At least 570 suspected cases of cholera have surfaced in war-torn Yemen in the past three weeks, sparking fears of a potential epidemic, Doctors Without Borders said today.

Healthcare has dramatically deteriorated in Yemen as conflict between Iran-backed rebels and the Saudi-supported government continues to escalate, leaving hospitals destroyed and millions struggling to find access to food and clean water.

The World Health Organisation now classifies Yemen as one of the worst humanitarian emergencies in the world alongside Syria, South Sudan, Nigeria and Iraq.

"We've treated more than 570 cases we suspect may be cholera over the past three weeks," Doctors Without Borders (MSF) spokesman Ghassan Abou Chaar said.

"There are fears that the disease could turn into an epidemic.
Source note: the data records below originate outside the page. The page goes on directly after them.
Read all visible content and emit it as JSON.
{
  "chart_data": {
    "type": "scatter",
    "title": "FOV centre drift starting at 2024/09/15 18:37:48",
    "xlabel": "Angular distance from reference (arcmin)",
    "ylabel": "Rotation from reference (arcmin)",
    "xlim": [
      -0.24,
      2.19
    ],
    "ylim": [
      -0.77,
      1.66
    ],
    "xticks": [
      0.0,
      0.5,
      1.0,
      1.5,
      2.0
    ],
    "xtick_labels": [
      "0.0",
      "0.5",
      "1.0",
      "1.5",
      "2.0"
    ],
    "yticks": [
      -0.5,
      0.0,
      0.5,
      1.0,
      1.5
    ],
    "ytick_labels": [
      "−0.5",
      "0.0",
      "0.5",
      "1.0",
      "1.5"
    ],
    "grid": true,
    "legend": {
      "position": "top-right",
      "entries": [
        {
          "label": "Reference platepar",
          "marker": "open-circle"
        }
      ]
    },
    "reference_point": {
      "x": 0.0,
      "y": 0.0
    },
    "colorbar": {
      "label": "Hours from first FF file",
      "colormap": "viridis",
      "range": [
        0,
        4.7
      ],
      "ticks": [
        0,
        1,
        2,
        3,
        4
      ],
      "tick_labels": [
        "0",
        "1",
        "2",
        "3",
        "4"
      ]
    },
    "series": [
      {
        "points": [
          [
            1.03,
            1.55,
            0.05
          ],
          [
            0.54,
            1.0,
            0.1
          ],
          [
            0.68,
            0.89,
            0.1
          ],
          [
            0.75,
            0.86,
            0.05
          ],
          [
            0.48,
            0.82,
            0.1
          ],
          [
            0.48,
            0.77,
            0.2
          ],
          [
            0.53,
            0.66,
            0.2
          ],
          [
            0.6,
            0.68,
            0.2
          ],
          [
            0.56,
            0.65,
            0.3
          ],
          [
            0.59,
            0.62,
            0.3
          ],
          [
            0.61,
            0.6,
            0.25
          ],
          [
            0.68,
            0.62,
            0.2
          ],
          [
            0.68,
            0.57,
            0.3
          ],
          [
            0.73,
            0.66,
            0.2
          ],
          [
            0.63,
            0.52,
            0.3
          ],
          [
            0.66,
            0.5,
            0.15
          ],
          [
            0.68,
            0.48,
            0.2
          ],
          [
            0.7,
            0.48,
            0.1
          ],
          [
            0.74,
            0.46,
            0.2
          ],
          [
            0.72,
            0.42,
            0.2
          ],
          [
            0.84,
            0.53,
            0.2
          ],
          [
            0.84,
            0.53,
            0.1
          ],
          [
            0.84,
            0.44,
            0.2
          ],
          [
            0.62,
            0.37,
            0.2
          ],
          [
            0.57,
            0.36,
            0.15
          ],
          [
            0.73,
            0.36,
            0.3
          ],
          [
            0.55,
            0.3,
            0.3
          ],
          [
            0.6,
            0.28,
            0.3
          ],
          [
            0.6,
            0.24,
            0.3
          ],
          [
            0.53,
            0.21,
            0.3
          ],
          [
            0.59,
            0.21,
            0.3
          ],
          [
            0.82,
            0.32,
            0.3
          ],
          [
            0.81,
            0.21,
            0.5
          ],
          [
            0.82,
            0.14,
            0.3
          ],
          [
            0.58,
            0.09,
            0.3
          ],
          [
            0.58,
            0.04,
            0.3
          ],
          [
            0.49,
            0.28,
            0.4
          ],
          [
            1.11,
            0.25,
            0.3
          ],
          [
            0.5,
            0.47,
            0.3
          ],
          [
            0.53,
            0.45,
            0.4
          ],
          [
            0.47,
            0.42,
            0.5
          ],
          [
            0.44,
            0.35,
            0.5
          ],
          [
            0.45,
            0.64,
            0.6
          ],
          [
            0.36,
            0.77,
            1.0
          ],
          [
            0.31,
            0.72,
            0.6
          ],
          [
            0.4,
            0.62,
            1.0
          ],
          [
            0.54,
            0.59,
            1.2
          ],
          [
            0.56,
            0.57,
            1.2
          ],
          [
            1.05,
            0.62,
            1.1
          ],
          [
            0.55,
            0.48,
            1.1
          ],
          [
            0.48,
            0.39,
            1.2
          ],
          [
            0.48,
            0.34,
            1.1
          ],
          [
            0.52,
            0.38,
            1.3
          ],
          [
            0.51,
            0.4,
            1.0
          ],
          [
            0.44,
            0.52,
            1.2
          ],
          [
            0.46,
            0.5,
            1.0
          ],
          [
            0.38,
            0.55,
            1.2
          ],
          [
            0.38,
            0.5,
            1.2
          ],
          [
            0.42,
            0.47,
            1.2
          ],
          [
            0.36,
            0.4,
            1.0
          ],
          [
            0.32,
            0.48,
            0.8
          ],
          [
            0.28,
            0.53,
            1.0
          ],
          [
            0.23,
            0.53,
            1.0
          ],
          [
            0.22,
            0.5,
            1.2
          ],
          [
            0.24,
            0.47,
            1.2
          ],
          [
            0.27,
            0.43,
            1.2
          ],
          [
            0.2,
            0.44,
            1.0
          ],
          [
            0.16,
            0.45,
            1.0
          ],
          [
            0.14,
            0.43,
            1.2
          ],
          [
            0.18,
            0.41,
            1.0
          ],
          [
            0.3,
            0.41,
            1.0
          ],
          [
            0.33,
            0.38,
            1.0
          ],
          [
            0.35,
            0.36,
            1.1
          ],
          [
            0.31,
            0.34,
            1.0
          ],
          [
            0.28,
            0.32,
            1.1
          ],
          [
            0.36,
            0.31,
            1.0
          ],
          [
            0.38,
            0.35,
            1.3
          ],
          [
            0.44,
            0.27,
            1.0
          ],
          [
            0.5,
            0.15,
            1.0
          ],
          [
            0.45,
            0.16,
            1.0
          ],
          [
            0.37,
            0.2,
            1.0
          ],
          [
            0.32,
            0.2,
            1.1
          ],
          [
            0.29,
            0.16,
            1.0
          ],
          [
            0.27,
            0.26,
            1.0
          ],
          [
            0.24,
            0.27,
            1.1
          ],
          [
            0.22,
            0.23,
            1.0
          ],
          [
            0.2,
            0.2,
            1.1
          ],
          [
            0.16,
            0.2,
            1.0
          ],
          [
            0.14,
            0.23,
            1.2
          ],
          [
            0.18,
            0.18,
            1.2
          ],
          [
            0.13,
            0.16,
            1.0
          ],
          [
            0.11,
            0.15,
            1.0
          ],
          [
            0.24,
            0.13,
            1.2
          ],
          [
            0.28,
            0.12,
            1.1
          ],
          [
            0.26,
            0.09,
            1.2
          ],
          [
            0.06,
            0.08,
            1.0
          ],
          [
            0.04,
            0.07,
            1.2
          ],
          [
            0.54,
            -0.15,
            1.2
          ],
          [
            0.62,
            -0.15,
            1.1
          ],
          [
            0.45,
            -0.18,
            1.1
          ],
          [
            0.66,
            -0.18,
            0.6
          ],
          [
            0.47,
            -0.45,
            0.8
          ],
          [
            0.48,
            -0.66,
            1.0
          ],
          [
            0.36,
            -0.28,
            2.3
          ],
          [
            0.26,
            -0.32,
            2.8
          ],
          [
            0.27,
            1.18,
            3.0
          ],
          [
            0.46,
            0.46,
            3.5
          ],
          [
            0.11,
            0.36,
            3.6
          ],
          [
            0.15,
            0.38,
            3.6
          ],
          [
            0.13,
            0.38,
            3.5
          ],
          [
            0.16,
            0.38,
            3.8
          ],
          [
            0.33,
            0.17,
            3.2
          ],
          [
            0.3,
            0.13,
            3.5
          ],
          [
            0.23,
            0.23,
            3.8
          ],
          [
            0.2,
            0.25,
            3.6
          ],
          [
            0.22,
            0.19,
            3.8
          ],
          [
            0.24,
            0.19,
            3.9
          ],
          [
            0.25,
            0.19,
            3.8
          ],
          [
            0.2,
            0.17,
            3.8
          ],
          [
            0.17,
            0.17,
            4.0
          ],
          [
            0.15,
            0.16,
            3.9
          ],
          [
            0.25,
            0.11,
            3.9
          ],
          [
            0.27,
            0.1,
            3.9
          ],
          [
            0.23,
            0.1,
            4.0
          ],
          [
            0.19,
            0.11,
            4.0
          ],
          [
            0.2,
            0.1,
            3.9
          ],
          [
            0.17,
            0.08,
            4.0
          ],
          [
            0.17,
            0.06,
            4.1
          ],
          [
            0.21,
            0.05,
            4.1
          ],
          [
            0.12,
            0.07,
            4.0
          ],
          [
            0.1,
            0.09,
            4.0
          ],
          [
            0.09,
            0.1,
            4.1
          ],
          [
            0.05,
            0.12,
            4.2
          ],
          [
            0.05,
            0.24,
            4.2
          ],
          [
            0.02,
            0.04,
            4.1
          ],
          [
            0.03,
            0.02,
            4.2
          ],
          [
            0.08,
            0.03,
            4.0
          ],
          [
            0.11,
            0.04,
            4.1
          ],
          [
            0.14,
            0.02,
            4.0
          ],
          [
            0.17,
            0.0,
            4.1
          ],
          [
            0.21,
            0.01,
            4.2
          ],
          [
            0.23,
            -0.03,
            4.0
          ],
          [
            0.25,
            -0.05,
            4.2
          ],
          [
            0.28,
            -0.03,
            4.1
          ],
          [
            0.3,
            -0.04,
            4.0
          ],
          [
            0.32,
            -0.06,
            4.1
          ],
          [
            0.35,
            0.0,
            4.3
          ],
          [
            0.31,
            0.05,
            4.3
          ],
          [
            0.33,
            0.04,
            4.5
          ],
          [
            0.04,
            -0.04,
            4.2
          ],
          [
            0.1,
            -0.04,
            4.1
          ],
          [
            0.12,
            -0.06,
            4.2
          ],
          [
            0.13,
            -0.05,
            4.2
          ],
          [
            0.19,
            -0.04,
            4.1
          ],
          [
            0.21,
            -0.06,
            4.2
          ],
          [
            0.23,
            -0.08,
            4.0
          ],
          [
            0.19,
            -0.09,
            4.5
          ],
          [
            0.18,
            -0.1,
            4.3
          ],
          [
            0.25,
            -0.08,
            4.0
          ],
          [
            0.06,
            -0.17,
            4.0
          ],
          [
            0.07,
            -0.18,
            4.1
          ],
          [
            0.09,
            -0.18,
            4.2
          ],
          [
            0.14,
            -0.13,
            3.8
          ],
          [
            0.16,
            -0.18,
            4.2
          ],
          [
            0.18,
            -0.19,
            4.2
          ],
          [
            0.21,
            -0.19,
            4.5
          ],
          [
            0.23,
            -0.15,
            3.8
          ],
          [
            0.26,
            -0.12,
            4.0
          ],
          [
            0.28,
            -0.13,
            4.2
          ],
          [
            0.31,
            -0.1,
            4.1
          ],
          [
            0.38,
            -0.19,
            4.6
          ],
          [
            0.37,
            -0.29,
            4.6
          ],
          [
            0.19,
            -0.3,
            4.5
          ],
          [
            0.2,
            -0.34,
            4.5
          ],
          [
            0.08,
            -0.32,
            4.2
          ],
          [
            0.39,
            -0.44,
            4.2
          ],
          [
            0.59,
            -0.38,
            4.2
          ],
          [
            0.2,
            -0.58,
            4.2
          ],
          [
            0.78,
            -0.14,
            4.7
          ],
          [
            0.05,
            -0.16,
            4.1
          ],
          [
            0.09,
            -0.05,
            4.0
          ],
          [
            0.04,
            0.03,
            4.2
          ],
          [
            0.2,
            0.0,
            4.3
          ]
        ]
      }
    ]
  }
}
Two years into the war, the healthcare system has collapsed, hospitals are destroyed ... and government employees' salaries have not been paid," Abou Chaar said.

He said MSF had seen a marked hike over the past week in suspected cholera cases in five provinces across the country. 

Cholera outbreak Yemen
Yemenis walk past rubbish piled on a street after collections were halted due to a strike in Sanaa

A general strike in the capital Sanaa has also sparked sanitation concerns in the capital, as the streets began to flood with rubbish at the weekend.

Cholera, a bacterial infection which causes severe diarrhoea and dehydration, can be fatal if not treated immediately.

The infection is spread through the ingestion of faecally contaminated water or food.

An official with Yemen's health ministry confirmed cholera had reappeared last week in Yemen, with cases reported in 10 provinces across the country.

Ministry spokesman Abdelhakim al-Kahlani said two cholera-related deaths had been confirmed in Sanaa, three in the central Ibb province and four in the western Hodeida province.

Yemen has been devastated by two years of conflict between Huthi rebels and forces loyal to President Abedrabbo Mansour Hadi, including a Saudi-led military coalition.

The Shi'ite Huthis control the capital, much of the Red Sea coastline and the northern province that borders Saudi Arabia.

The United Nations estimates more than 7,700 people have been killed and millions displaced since the Saudi-led coalition intervened in Yemen in March 2015.

The fighting has left 19 million people - or 60% of the population - struggling to find food, the United Nations said, with a third of the country's provinces on the brink of famine.

A cholera and diarrhoea outbreak last year killed 99 people, with 15,658 suspected cases of cholera reported.